Enter stage left

Friday of this week, I’ll be at a script-writing workshop. I keep dabbling in scripts of some sort, for graphic novels and radio plays mainly (as for Script Frenzy 2011) but a lack of confidence (surely not!) prevents me from diving into a stage play. Living in West Yorkshire as I do, I’m within the sphere of influence of the West Yorkshire Playhouse, and every so often I contemplate their script submission process then decide against it. There are rules, for writing plays, and I find that daunting. There are also other people involved – actors, directors – so that once a play has been released into the world, it takes on a life of its own, much more than any piece of fiction does.

Radio plays have their conventions too, and actors and directors who will interpret them, but having studied the Goon Show scripts at an early age and written radio plays (with Big Brother, friend T, or alone) many times since, they don’t scare me.

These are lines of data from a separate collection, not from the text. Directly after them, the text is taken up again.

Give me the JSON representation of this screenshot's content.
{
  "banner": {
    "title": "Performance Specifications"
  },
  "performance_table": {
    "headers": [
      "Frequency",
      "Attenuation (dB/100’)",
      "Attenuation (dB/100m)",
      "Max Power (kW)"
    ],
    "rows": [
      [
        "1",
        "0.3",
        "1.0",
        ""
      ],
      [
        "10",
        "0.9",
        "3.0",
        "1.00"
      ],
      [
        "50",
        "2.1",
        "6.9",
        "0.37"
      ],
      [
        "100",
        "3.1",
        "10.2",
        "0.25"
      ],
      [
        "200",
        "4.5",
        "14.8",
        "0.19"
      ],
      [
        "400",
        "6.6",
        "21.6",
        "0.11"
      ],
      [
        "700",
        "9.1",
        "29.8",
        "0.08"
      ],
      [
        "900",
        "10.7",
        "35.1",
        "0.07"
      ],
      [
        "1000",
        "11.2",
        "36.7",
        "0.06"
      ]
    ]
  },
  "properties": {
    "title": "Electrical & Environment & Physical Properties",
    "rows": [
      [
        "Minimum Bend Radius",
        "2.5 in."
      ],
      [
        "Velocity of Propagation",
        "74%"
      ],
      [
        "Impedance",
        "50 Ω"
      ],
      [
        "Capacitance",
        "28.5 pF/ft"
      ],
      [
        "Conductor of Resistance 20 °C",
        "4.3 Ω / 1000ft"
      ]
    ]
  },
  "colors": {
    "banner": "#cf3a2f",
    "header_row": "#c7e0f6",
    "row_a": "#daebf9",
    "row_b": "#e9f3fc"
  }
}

Stage plays have a visual element, a constraint imposed by what it may be possible to suggest with low-budget scenery. I saw Educating Rita at Bradford Alhambra last week, and as Rita says in response to a question about the difficulties of staging Peer Gynt, if radio had been available to Ibsen, he’d have used that instead.

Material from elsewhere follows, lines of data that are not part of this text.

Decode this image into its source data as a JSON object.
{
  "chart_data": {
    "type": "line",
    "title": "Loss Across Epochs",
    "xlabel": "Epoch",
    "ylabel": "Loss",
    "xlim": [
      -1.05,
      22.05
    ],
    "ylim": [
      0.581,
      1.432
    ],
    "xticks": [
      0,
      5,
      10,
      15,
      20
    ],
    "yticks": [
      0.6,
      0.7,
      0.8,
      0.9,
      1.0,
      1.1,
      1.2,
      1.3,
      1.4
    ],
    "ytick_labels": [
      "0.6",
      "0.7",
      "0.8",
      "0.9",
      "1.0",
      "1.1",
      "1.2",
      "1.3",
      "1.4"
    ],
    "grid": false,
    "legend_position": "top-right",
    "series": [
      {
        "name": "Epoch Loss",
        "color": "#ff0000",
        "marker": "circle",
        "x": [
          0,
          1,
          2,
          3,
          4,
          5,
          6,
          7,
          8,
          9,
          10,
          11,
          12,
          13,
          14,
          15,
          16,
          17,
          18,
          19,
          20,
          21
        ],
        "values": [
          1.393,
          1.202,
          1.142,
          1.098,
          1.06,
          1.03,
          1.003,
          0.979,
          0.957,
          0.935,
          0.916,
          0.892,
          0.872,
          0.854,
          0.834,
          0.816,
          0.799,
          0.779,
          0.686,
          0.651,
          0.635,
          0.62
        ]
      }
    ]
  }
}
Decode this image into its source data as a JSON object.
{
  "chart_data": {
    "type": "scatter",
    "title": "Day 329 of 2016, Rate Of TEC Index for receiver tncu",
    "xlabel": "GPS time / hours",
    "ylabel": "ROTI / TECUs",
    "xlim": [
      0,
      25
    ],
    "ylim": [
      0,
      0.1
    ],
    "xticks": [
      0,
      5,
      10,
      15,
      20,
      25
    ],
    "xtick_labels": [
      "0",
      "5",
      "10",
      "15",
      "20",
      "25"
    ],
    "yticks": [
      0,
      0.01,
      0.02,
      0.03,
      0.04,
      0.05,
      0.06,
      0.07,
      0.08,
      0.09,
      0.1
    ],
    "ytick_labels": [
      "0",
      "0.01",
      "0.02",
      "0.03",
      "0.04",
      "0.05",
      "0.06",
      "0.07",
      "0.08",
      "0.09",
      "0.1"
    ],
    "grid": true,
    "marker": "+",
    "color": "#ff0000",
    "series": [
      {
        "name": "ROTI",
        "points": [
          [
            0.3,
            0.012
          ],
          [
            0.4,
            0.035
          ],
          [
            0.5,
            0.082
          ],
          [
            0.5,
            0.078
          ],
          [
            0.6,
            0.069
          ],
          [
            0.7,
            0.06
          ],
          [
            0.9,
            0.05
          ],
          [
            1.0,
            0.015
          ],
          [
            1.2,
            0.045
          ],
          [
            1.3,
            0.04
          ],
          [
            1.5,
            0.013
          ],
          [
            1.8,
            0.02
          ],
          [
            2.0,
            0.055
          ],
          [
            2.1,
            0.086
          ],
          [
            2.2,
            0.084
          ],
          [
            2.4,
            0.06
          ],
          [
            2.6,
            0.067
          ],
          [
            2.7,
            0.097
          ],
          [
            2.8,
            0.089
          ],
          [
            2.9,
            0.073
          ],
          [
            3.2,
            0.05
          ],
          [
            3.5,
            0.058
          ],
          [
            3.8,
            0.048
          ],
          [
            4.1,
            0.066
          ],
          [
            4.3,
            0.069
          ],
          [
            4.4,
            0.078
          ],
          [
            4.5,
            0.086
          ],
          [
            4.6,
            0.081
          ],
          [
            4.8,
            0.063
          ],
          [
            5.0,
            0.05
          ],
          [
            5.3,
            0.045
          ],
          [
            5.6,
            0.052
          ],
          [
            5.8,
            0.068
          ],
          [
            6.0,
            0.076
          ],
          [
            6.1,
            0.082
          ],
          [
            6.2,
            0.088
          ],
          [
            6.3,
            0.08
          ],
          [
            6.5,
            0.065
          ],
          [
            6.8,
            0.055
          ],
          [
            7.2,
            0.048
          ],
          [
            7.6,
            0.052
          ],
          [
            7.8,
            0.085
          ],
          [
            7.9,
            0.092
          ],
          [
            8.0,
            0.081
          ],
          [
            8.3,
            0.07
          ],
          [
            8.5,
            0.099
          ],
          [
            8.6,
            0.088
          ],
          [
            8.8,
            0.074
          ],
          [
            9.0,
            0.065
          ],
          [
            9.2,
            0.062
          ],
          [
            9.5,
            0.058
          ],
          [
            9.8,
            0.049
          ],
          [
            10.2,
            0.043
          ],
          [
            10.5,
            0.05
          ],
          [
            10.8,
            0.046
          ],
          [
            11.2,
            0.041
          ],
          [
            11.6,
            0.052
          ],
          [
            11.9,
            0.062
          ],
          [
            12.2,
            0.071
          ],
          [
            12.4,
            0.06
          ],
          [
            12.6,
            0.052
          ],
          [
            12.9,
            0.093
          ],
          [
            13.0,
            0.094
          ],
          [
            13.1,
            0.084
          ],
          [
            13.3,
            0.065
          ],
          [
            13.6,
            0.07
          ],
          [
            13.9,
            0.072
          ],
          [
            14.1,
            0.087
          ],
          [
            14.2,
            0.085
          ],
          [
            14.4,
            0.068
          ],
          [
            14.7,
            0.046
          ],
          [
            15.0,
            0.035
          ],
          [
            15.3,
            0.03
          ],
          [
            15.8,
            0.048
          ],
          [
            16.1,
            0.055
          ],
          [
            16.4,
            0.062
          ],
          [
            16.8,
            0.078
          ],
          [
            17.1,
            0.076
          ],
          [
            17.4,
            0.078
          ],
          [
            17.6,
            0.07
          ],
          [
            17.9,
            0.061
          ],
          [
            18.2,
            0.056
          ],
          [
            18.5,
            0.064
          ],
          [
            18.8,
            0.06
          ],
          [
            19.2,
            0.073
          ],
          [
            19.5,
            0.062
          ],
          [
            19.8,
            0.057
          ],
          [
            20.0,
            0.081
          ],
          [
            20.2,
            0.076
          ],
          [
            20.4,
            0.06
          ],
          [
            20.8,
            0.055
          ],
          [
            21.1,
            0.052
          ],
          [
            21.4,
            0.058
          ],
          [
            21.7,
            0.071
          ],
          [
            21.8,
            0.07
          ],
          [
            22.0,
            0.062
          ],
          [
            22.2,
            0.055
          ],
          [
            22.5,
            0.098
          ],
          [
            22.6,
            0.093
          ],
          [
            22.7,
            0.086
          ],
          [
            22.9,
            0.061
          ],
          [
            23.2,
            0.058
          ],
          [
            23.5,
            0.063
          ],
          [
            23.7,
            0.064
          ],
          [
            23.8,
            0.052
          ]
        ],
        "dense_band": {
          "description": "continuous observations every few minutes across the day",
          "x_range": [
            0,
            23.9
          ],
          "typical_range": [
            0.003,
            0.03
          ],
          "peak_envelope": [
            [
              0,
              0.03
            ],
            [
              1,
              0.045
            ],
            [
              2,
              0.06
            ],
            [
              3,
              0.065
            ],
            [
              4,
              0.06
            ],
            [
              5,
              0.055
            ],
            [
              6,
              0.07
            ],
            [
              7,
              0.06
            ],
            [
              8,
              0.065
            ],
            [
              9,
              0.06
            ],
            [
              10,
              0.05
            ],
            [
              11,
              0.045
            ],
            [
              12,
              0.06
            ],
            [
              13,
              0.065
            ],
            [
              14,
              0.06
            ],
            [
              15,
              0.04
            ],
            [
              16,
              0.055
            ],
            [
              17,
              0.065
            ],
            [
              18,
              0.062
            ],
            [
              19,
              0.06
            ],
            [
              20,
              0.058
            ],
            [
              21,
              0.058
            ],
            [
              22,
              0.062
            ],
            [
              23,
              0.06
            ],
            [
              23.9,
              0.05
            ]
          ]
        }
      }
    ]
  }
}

I did study a couple of plays in the run up to GCSE English Literature, and I probably see one at the theatre every few months, but I feel seriously out of my depth writing them. Which makes Friday, a day of exploring characters and dialogue in short plays (it says here), a healthy challenge. I don’t want to spread myself too thinly over short stories, novels, graphic novels, radio plays and stage plays, but I do think sometimes that particular stories demand particular ways of expressing them. If I have a story inside me that needs to come out as a stage play, how will I do it justice if I shy away from the form? So, armed with my silver notebook and a headful of concentration, I’ll see if I can expand my toolkit.